A crise do futebol brasileiro é uma dimensão do dilema da
formação nacional, e, como decorrência, seu enfrentamento é indissociável da
superação da dupla articulação entre dependência externa e assimetria social
por Fabio Luis - http://www.diplomatique.org.br/
A partida mais extraordinária da Copa do Mundo foi
certamente a semifinal contra a Alemanha. Eu entendo que nesse jogo se produziu
uma aceleração do tempo histórico, fenômeno que, no terreno da política,
caracteriza uma conjuntura revolucionária. Em alguns minutos durante o primeiro
tempo condensaram-se as contradições e vulnerabilidades que marcam o futebol
brasileiro contemporâneo, televisionadas ao vivo para o Brasil e o mundo.

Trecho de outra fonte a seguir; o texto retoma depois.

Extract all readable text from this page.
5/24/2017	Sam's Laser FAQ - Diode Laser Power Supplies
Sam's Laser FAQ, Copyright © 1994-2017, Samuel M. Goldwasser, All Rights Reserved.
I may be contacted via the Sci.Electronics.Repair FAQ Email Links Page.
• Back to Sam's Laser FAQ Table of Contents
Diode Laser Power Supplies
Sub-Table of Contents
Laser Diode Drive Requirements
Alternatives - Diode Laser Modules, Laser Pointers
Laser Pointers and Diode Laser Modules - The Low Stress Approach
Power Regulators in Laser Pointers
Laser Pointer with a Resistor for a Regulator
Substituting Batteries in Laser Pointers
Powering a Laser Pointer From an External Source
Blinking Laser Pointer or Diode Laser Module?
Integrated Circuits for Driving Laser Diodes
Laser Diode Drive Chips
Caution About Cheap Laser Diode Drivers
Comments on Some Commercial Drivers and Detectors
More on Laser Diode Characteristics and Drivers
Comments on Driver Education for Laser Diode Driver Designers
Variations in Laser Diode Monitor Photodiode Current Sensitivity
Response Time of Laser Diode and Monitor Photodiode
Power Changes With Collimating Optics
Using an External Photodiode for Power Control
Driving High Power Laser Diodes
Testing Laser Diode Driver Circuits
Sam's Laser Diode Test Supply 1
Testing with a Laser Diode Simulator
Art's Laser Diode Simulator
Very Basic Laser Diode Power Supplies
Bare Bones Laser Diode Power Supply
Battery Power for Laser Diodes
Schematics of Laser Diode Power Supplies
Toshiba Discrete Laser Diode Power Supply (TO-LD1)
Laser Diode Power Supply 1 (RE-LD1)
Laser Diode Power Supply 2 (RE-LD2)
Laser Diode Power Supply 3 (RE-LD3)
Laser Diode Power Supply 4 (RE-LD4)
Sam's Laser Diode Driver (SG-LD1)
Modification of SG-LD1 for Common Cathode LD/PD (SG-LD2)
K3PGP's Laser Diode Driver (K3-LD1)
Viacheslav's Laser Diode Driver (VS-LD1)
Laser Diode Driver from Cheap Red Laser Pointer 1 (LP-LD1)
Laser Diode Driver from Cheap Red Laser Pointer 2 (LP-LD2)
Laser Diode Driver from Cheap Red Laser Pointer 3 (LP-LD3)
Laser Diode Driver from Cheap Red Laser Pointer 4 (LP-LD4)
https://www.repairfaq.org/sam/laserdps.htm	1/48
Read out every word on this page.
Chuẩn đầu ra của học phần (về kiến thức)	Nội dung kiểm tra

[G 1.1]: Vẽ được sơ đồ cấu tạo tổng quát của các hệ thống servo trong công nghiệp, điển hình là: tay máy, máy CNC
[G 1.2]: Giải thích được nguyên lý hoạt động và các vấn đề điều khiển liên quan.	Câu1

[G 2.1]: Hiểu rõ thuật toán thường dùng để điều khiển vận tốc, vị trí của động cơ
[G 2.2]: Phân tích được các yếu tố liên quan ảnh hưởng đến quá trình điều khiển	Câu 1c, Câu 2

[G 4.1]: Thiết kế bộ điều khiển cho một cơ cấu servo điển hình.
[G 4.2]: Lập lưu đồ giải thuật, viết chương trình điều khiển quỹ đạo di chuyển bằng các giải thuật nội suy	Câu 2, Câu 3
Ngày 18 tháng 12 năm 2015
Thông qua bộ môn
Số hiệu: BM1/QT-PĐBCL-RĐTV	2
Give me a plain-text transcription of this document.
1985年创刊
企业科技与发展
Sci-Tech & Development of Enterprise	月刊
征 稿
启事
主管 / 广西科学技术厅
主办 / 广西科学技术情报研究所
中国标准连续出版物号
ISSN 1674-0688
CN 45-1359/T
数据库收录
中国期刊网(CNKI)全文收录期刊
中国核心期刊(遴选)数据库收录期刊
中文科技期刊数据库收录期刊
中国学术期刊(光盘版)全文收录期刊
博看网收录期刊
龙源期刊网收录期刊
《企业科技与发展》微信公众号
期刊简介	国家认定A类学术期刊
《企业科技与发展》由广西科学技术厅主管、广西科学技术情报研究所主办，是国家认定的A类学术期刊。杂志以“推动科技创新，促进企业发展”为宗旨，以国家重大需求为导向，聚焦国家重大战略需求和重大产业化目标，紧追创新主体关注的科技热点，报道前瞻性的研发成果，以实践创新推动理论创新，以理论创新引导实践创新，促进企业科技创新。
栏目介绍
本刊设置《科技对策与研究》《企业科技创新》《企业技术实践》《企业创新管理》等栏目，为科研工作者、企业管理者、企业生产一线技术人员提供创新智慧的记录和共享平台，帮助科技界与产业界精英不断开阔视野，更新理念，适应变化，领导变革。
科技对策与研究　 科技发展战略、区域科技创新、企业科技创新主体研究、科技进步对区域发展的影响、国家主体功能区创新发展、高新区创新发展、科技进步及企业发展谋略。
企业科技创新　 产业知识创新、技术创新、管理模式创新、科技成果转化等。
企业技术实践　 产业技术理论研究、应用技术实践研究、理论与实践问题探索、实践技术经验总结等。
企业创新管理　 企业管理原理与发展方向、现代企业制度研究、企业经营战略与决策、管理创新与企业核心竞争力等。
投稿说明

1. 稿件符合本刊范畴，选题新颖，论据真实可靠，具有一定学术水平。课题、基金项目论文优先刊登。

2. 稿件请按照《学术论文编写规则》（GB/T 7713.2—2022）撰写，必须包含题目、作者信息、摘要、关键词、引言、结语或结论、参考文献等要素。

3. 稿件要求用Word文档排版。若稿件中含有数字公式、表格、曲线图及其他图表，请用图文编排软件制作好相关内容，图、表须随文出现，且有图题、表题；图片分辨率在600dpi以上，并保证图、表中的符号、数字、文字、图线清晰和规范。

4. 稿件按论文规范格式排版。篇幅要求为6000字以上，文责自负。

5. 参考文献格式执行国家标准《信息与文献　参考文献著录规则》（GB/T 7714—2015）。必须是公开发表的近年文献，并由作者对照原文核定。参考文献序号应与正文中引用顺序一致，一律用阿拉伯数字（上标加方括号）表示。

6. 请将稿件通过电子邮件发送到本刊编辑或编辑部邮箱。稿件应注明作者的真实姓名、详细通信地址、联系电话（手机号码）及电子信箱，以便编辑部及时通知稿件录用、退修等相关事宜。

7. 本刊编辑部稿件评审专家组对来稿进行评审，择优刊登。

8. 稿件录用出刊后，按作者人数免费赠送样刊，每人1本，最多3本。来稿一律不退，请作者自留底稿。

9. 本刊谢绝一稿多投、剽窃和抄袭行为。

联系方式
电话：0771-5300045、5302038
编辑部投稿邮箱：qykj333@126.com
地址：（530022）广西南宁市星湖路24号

A seleção começou o jogo mostrando iniciativa, mas também
seu próprio limite: quando a bola estava na defesa, a equipe não conseguia
conduzi-la ao ataque, o que denunciava a fragilidade do meio-campo,
prenunciando um jogo em que o time não controlaria o ritmo. A situação se
acelerou a partir do momento em que Marcelo perdeu outra bola, resultando em um
gol de bola parada que sintetizou nossas recentes eliminações: em um escanteio
como em 1998 (Zidane duas vezes), a bola atravessou a área como em 2010
(Sneijder, que mede 1,70 m, primeiro com o pé e depois de cabeça), para Müller
fuzilar solitário, como em 2006 com Thierry Henry. O segundo gol, logo a
seguir, levou o time da apatia de 2006 ao descontrole de 2010. Subitamente, o
elemento motivacional inerente à ideologia da “Família Felipão” ruiu. E o que
sobrou em campo foram as fragilidades emocionais, táticas e técnicas desse
grupo.
Em primeiro lugar, as limitações técnicas: Júlio César,
encostado no Canadá, não sabe sair do gol; Daniel Alves foi tarde; Maicon
chegou tarde; David Luiz precisa entender que não existe salvador da pátria,
tanto no futebol como na política; Thiago Silva, o capitão, literalmente deu as
costas para o time nos momentos difíceis; Marcelo entregou várias rapaduras e
não criou nenhuma; Luiz Gustavo destrói, mas não constrói; Paulinho sumiu; Hulk
é o camisa 7 mais grosso que já passou pela seleção; Fernandinho e Ramires
tentaram; William não pôde tentar; Oscar foi que nem crédito de filme, apareceu
no começo e depois do fim; Bernard, um menino no meio dos alemães; Fred e Jô,
todo mundo conhecia; Neymar, após garantir a classificação, faltou três vezes
na prova dos nove. Na última, com atestado.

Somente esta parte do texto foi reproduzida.